The main goal of the USBGuard project is to simplify the task of implemening and maintaining a USB device authorization policy (i.e. USB device whitelist or blacklist) on Linux. One can already implement this with a combination of UDev, the Linux Kernel USB authorization feature and some custom shell scripts. If you use this approach and aren’t satisfied with it beacause one of the reasons described later in this document, then you might want to give USBGuard a try on your system. And please share your feedback when you do!

This document is also available as a PDF here.

What are the drawbacks when using UDev rules to implement USB device authorization?

• Custom scripts needed for advanced features. Users are forced to write custom scripts to handle advanced features like USB descriptor parsing, which is needed for analyzing USB interfaces of the device before they are allowed to interact with the system.

• Maintanence and support complexity. Maintenance of the scripts is complex, each user creates his own solution to the same problem.

• Static Configuration. Depending on the environment, the USB authorization policy may need to be dynamic. Using UDev, to be able to extend the policy means to have root access to the UDev configuration, because only then one can write a new rule and use the udevadm tool to apply it.

• Security. Most of the input on which a policy decision can be based is controlled by the USB devices and it cannot be fully trusted. Using custom script means that one usually has to make a compromise between the discriminative capabilities and the complexity of the script.

How is USBGuard solving these issues?

There’s no need for custom scripts when using USBGuard because it implements a rule language which covers device matching and actions that need to be performed. However, when there’s still something that should be performed using an external script, the rule language allows to specify an external script to be run.

Maintanence of customs scripts is reduced to the minimum if one still wants to use them. The rule set which defines the authorization policy is contained in one text file and can be modified either directly, or using CLI tools provided by the USBGuard framework. Using the CLI tools, which are based on a public IPC interface to the daemon, one can implement dynamic policies.

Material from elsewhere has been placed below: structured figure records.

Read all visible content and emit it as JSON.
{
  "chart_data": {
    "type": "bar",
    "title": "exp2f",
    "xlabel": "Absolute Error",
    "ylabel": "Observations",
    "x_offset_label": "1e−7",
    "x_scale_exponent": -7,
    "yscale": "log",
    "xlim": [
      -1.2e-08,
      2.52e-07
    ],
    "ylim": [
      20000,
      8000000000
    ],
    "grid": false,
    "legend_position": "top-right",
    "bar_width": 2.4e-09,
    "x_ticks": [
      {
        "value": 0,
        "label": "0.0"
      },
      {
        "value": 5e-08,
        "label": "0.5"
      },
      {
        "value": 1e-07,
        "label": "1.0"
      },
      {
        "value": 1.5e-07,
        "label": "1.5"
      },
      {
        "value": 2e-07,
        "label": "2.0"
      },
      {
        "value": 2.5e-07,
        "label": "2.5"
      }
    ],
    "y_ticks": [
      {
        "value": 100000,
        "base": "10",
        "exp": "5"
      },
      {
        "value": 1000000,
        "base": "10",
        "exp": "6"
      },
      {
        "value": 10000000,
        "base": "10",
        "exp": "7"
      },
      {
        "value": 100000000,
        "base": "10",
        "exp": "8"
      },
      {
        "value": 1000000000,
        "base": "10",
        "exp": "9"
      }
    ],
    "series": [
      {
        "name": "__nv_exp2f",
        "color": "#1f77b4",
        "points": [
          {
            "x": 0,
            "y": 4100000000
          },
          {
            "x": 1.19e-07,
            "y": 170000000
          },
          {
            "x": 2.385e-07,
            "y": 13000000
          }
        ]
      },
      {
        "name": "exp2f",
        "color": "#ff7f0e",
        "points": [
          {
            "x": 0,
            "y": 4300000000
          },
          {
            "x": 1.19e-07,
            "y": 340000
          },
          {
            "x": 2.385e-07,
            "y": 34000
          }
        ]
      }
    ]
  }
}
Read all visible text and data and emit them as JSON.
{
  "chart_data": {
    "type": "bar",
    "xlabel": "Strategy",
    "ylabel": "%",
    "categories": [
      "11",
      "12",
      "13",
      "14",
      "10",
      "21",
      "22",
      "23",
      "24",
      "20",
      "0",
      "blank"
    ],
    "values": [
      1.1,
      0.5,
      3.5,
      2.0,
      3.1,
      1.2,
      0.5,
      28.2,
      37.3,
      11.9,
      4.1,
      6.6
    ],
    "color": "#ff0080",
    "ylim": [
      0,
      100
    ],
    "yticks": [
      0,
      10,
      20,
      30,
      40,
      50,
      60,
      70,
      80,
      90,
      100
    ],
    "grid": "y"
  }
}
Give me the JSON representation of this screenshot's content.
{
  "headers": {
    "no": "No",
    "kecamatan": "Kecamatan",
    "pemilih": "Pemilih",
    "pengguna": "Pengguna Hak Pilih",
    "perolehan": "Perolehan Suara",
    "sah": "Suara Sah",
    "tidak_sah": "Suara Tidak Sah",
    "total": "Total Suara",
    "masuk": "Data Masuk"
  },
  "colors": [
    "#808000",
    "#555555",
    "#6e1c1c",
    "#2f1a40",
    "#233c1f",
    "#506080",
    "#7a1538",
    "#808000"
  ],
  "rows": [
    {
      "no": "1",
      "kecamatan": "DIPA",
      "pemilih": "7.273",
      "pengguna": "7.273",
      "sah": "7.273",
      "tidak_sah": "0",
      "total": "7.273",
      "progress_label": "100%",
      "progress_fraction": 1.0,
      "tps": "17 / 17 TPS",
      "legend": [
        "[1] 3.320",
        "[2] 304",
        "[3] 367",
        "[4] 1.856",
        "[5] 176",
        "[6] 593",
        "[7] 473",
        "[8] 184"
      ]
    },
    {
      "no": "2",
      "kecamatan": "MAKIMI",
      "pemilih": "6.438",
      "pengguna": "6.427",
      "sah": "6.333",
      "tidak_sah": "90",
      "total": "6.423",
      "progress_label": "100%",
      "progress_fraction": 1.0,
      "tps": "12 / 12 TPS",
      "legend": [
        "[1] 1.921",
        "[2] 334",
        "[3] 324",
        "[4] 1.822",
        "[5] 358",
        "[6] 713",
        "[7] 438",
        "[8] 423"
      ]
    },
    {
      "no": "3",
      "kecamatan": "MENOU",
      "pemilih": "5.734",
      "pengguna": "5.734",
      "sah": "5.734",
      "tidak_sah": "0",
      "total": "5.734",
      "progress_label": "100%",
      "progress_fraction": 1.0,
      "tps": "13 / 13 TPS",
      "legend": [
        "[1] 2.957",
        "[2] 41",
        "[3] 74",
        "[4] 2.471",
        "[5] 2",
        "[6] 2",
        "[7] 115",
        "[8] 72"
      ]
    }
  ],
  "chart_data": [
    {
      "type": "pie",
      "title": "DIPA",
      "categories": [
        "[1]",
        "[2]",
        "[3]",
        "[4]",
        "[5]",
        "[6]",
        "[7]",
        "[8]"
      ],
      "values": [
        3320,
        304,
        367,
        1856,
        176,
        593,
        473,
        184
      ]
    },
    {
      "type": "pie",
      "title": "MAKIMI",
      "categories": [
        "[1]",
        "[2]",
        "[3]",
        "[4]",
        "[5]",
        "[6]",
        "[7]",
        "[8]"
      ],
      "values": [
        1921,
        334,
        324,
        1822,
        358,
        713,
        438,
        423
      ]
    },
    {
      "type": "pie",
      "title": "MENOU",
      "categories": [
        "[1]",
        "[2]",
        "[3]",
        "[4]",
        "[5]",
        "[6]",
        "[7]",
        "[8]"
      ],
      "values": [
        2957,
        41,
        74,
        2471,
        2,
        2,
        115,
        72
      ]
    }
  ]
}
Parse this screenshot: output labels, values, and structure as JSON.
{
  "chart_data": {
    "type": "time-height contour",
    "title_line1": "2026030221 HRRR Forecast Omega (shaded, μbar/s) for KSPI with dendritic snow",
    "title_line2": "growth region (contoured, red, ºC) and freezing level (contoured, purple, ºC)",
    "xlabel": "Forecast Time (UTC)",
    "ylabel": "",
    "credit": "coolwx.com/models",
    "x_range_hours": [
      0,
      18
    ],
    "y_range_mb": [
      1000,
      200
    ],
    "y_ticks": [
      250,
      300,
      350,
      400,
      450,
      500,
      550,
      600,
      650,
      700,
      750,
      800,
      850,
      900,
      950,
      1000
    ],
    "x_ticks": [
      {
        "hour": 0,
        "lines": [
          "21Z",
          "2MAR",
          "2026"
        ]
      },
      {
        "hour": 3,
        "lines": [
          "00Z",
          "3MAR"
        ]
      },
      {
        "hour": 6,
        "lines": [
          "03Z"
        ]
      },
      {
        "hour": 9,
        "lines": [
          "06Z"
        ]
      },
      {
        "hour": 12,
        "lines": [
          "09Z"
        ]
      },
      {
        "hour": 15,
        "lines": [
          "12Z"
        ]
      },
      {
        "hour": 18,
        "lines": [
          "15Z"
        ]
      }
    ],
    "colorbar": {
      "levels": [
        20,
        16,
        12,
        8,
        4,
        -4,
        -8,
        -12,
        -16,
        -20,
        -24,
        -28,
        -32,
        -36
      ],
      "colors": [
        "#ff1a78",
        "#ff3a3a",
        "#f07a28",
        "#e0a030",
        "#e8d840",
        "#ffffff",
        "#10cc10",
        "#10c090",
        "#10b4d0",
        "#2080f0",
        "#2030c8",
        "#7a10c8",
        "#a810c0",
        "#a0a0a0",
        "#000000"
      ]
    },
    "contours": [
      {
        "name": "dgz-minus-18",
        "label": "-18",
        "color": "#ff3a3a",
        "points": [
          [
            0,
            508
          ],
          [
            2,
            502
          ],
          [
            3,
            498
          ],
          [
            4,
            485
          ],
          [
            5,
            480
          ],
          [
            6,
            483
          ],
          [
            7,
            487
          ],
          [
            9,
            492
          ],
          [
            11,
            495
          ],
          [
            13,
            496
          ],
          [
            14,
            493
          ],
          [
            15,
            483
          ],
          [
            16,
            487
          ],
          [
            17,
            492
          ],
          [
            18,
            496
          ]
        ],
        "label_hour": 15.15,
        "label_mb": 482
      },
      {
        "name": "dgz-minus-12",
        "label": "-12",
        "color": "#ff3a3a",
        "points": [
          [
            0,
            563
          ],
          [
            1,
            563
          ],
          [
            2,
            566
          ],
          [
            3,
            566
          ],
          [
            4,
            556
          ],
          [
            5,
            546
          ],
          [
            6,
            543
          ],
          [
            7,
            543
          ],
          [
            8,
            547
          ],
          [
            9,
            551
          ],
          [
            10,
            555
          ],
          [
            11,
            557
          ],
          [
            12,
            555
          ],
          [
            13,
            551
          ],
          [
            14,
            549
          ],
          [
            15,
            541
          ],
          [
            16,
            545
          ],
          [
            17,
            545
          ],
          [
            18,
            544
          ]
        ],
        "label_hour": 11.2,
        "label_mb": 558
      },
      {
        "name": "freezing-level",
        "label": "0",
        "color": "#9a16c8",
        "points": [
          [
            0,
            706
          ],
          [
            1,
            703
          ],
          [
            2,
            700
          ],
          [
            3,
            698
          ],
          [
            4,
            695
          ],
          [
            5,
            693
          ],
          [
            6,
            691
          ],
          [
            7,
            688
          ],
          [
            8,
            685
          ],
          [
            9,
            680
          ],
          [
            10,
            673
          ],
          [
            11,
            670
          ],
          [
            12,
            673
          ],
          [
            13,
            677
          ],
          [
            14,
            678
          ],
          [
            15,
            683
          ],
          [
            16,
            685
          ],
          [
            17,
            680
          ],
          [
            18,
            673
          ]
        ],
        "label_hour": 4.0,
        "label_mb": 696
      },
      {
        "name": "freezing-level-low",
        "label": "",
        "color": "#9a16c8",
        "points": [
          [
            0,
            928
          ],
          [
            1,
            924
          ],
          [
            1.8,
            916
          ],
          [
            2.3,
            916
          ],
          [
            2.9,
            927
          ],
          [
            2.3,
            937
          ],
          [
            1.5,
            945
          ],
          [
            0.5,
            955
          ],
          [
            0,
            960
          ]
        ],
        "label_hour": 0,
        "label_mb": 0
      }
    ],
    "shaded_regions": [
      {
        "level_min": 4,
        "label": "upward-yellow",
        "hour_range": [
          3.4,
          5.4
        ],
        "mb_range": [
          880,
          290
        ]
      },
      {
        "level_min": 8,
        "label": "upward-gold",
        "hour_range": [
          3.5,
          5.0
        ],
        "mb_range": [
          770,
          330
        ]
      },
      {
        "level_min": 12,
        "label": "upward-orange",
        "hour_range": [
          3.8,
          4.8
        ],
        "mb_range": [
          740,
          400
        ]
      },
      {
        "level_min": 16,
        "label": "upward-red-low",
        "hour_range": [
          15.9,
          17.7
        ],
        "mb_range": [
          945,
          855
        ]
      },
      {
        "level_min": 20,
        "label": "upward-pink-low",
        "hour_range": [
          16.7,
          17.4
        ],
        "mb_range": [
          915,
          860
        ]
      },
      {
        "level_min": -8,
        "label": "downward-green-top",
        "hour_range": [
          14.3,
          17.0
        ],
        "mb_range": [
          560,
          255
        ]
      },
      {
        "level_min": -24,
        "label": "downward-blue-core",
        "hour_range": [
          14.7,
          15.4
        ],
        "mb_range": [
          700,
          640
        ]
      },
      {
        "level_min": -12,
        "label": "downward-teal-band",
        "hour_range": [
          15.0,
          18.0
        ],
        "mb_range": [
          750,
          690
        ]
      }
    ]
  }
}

USBGuard uses a best effort method for identifying USB devices from one another. The ability to uniquely identify a USB device depends also on the attribute values a device exports and USBGuard always uses all of the available attributes. The list of USB interfaces that a device provides cannot be faked in way that it would pass a properly written USBGuard policy restricting USB interfaces and then interact with the operating system using a forbidden interface. It handles USB device controlled inputs as untrusted, minimizing the risk of incorrectly authorizing a device or being controlled by a rogue USB device in unexpected ways.

For mitigation of successful exploitaition of security bugs in the software, USBGuard uses a seccomp syscall whitelist and reduces it’s process capabilities to a minimum.

It’s possible to write third-party C++ applications that can interact with the daemon by using the USBGuard API provided in a shared library. The USBGuard Qt Applet is based on this library.

Example: Whitelisting a Yubikey device

UDev rules based solution

Example based on https://gist.github.com/grawity/52aad7d648735a236b0d.

50-usb-deauthorize.rules udev rules file:

ACTION!="add", GOTO="deauthorize_end"
SUBSYSTEM!="usb", GOTO="deauthorize_end"
TEST!="authorized", GOTO="deauthorize_end"

## make hubs deauthorize all devices by default
TEST=="authorized_default", ATTR{authorized_default}="0", GOTO="deauthorize_end"
 
## whitelist specific devices
ENV{ID_VENDOR}=="Yubico", ENV{ID_MODEL}=="Yubikey_NEO*", ENV{valid}="1"
 
## authorize matched devices, warn about the rest 
ENV{valid}=="1", ENV{valid}="", ATTR{authorized}="1", GOTO="deauthorize_end"
RUN+="/usr/local/bin/usb-unauthorized $devpath"
LABEL="deauthorize_end"

The usb-unauthorized shell script can be viewed here: https://gist.github.com/grawity/52aad7d648735a236b0d#file-usb-unauthorized

USBGuard based solution

/etc/usbguard/rules.conf:

allow 1050:0010 serial "0001234567" name "Yubico Yubikey II" with-interface "03:01:01"

Note that the above rule also checks that the Yubikey interacts with the system by using only one USB HID (keyboard) interface.

The authorized_default flag state is handled automatically by the USBGuard daemon and it’s configurable in /etc/usbguard/usbguard-daemon.conf.

NOTE: Logging actions or executing of scripts is currently not implemented. However, it’s a feature planned to be completed in the first stable release, usbguard-1.0. Notification to desktop users can be displayed by the usbguard-applet-qt.